Details
This project was done as part of the course CS771: Machine Learning Techniques, in the Fall ‘17 term at IIT Kanpur under Prof. Purushottam Kar, Department of Computer Science and Engineering, IIT Kanpur.
Abstract
The process of reviewer assignment to the papers of a conference is a very challenging and sensitive task. The choice of reviewers for a particular paper plays a crucial role in determining whether the paper is accepted into the conference. Automating the task of choosing reviewers is one of the recent challenges being actively researched by the machine learning community. The state of the art paper-matching system is the Toronto Paper Matching System which uses an LDA based topic modelling approach to identify topics in the entire paper and a simple dot product to assess similarity between reviewer topics and paper topics. Our approach builds on this line of work and develops an alternating optimization approach for completing the matrix of relevance scores between paper vectors and author vectors.

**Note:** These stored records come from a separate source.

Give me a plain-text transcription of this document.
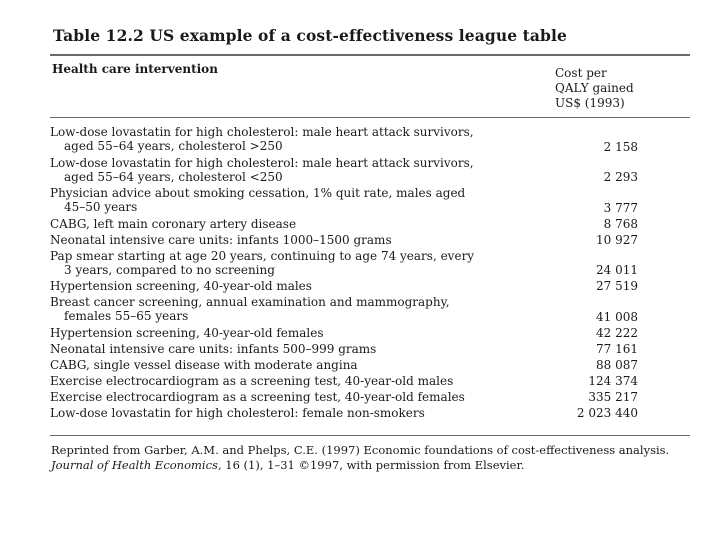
Table 12.2 US example of a cost-effectiveness league table
Health care intervention	Cost per
QALY gained
US$ (1993)
Low-dose lovastatin for high cholesterol: male heart attack survivors,
aged 55–64 years, cholesterol >250	2 158
Low-dose lovastatin for high cholesterol: male heart attack survivors,
aged 55–64 years, cholesterol <250	2 293
Physician advice about smoking cessation, 1% quit rate, males aged
45–50 years	3 777
CABG, left main coronary artery disease	8 768
Neonatal intensive care units: infants 1000–1500 grams	10 927
Pap smear starting at age 20 years, continuing to age 74 years, every
3 years, compared to no screening	24 011
Hypertension screening, 40-year-old males	27 519
Breast cancer screening, annual examination and mammography,
females 55–65 years	41 008
Hypertension screening, 40-year-old females	42 222
Neonatal intensive care units: infants 500–999 grams	77 161
CABG, single vessel disease with moderate angina	88 087
Exercise electrocardiogram as a screening test, 40-year-old males	124 374
Exercise electrocardiogram as a screening test, 40-year-old females	335 217
Low-dose lovastatin for high cholesterol: female non-smokers	2 023 440
Reprinted from Garber, A.M. and Phelps, C.E. (1997) Economic foundations of cost-effectiveness analysis.
Journal of Health Economics, 16 (1), 1–31 ©1997, with permission from Elsevier.
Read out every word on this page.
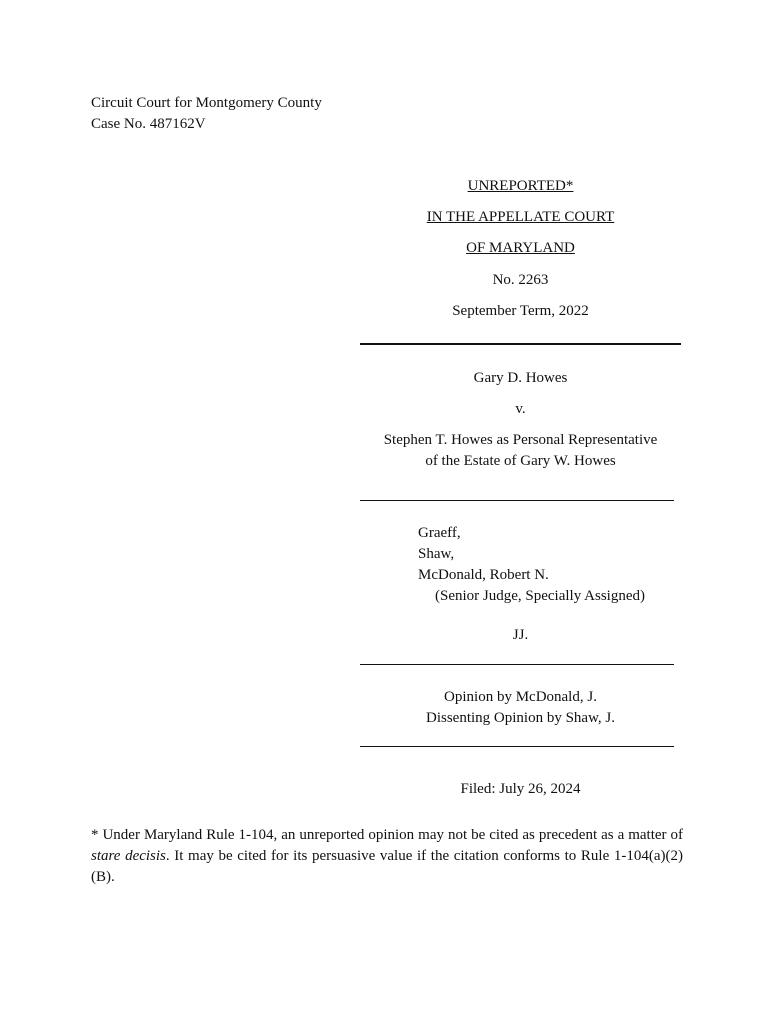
Circuit Court for Montgomery County

Case No. 487162V

UNREPORTED*
IN THE APPELLATE COURT
OF MARYLAND
No. 2263
September Term, 2022
Gary D. Howes
v.
Stephen T. Howes as Personal Representative
of the Estate of Gary W. Howes
Graeff,
Shaw,
McDonald, Robert N.
(Senior Judge, Specially Assigned)
JJ.
Opinion by McDonald, J.
Dissenting Opinion by Shaw, J.
Filed: July 26, 2024

* Under Maryland Rule 1-104, an unreported opinion may not be cited as precedent as a matter of stare decisis. It may be cited for its persuasive value if the citation conforms to Rule 1-104(a)(2)(B).
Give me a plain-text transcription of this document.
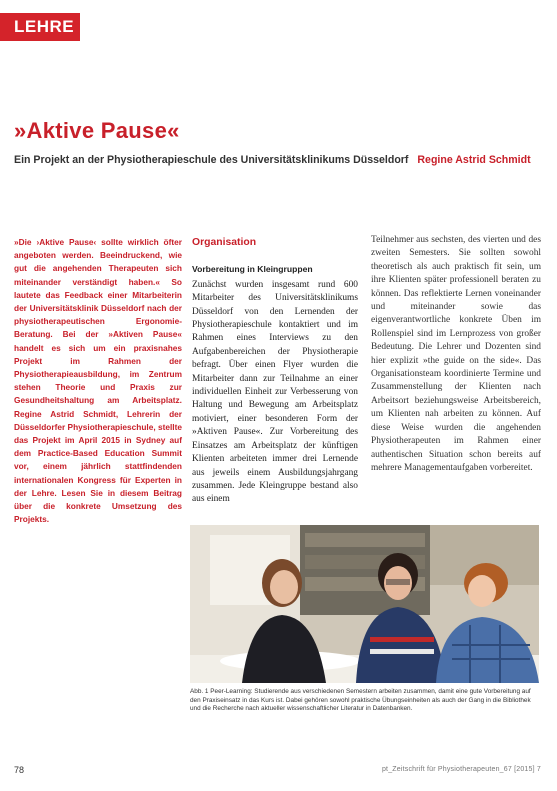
LEHRE
»Aktive Pause«
Ein Projekt an der Physiotherapieschule des Universitätsklinikums Düsseldorf Regine Astrid Schmidt
»Die ›Aktive Pause‹ sollte wirklich öfter angeboten werden. Beeindruckend, wie gut die angehenden Therapeuten sich miteinander verständigt haben.« So lautete das Feedback einer Mitarbeiterin der Universitätsklinik Düsseldorf nach der physiotherapeutischen Ergonomie-Beratung. Bei der »Aktiven Pause« handelt es sich um ein praxisnahes Projekt im Rahmen der Physiotherapieausbildung, im Zentrum stehen Theorie und Praxis zur Gesundheitshaltung am Arbeitsplatz. Regine Astrid Schmidt, Lehrerin der Düsseldorfer Physiotherapieschule, stellte das Projekt im April 2015 in Sydney auf dem Practice-Based Education Summit vor, einem jährlich stattfindenden internationalen Kongress für Experten in der Lehre. Lesen Sie in diesem Beitrag über die konkrete Umsetzung des Projekts.
Organisation
Vorbereitung in Kleingruppen

Zunächst wurden insgesamt rund 600 Mitarbeiter des Universitätsklinikums Düsseldorf von den Lernenden der Physiotherapieschule kontaktiert und im Rahmen eines Interviews zu den Aufgabenbereichen der Physiotherapie befragt. Über einen Flyer wurden die Mitarbeiter dann zur Teilnahme an einer individuellen Einheit zur Verbesserung von Haltung und Bewegung am Arbeitsplatz motiviert, einer besonderen Form der »Aktiven Pause«. Zur Vorbereitung des Einsatzes am Arbeitsplatz der künftigen Klienten arbeiteten immer drei Lernende aus jeweils einem Ausbildungsjahrgang zusammen. Jede Kleingruppe bestand also aus einem

Teilnehmer aus sechsten, des vierten und des zweiten Semesters. Sie sollten sowohl theoretisch als auch praktisch fit sein, um ihre Klienten später professionell beraten zu können. Das reflektierte Lernen voneinander und miteinander sowie das eigenverantwortliche konkrete Üben im Rollenspiel sind im Lernprozess von großer Bedeutung. Die Lehrer und Dozenten sind hier explizit »the guide on the side«. Das Organisationsteam koordinierte Termine und Zusammenstellung der Klienten nach Arbeitsort beziehungsweise Arbeitsbereich, um Klienten nah arbeiten zu können. Auf diese Weise wurden die angehenden Physiotherapeuten im Rahmen einer authentischen Situation schon bereits auf mehrere Managementaufgaben vorbereitet.

Abb. 1 Peer-Learning: Studierende aus verschiedenen Semestern arbeiten zusammen, damit eine gute Vorbereitung auf den Praxiseinsatz in das Kurs ist. Dabei gehören sowohl praktische Übungseinheiten als auch der Gang in die Bibliothek und die Recherche nach aktueller wissenschaftlicher Literatur in Datenbanken.
78	pt_Zeitschrift für Physiotherapeuten_67 [2015] 7
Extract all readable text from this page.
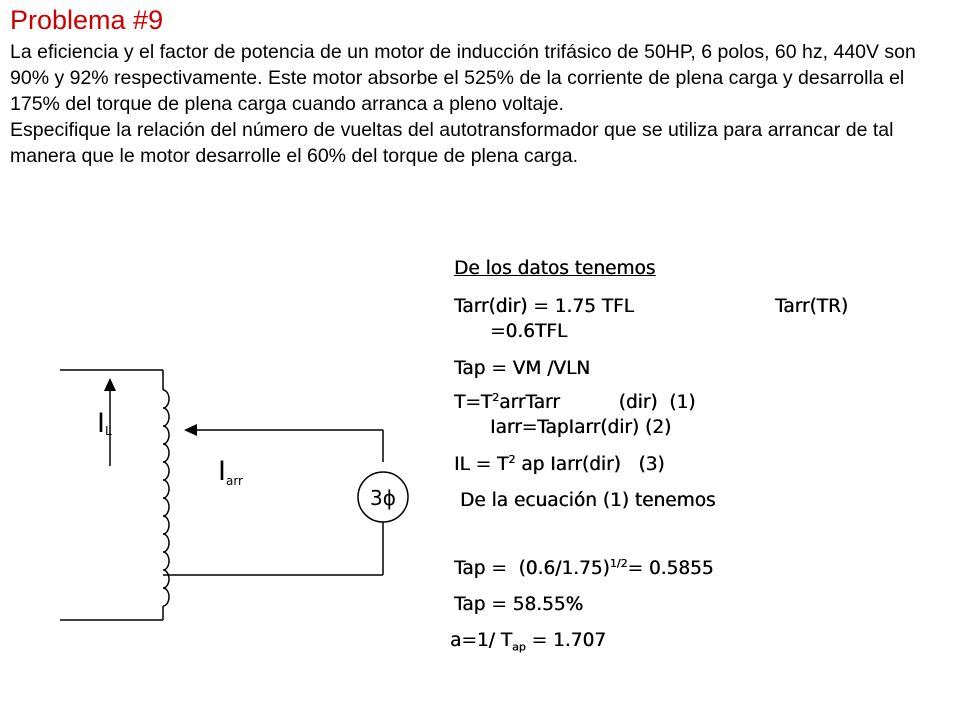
Problema #9

La eficiencia y el factor de potencia de un motor de inducción trifásico de 50HP, 6 polos, 60 hz, 440V son 90% y 92% respectivamente. Este motor absorbe el 525% de la corriente de plena carga y desarrolla el 175% del torque de plena carga cuando arranca a pleno voltaje.

Especifique la relación del número de vueltas del autotransformador que se utiliza para arrancar de tal manera que le motor desarrolle el 60% del torque de plena carga.

IL
Iarr
3ϕ
De los datos tenemos
Tarr(dir) = 1.75 TFL	Tarr(TR)
=0.6TFL
Tap = VM /VLN
$T=T^2arrTarr$          (dir)  (1)
Iarr=TapIarr(dir) (2)
IL = $T^2$ ap Iarr(dir)   (3)
De la ecuación (1) tenemos
Tap =  $(0.6/1.75)^{1/2}= 0.5855$
Tap = 58.55%
a=1/ $T_{ap} = 1.707$
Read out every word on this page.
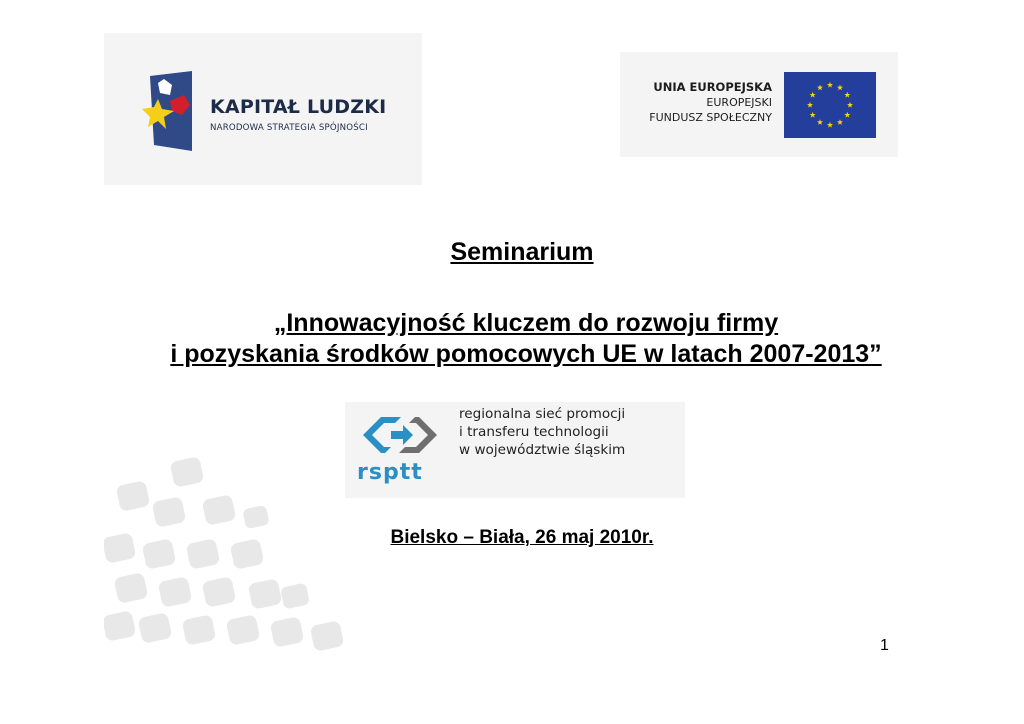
KAPITAŁ LUDZKI
NARODOWA STRATEGIA SPÓJNOŚCI
UNIA EUROPEJSKA
EUROPEJSKI
FUNDUSZ SPOŁECZNY
Seminarium
„Innowacyjność kluczem do rozwoju firmy
i pozyskania środków pomocowych UE w latach 2007-2013”
rsptt
regionalna sieć promocji
i transferu technologii
w województwie śląskim
Bielsko – Biała, 26 maj 2010r.
1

We did an extensive survey of the feild and understood the currently most prevalent techniques for automated paper-reviewer assignment like the Toronto Paper Matching System, and the Robust Paper-Reviewer Assignment Model. We implemented multiple modifications and techniques for improving the TPMS system by improvising on the Latent Dirichlet Allocation technique used in the generative model, and adding some intuitive biases. We also implemented an alternating optimization approach for completing the matrix of relevance scores between paper vectors and author vectors.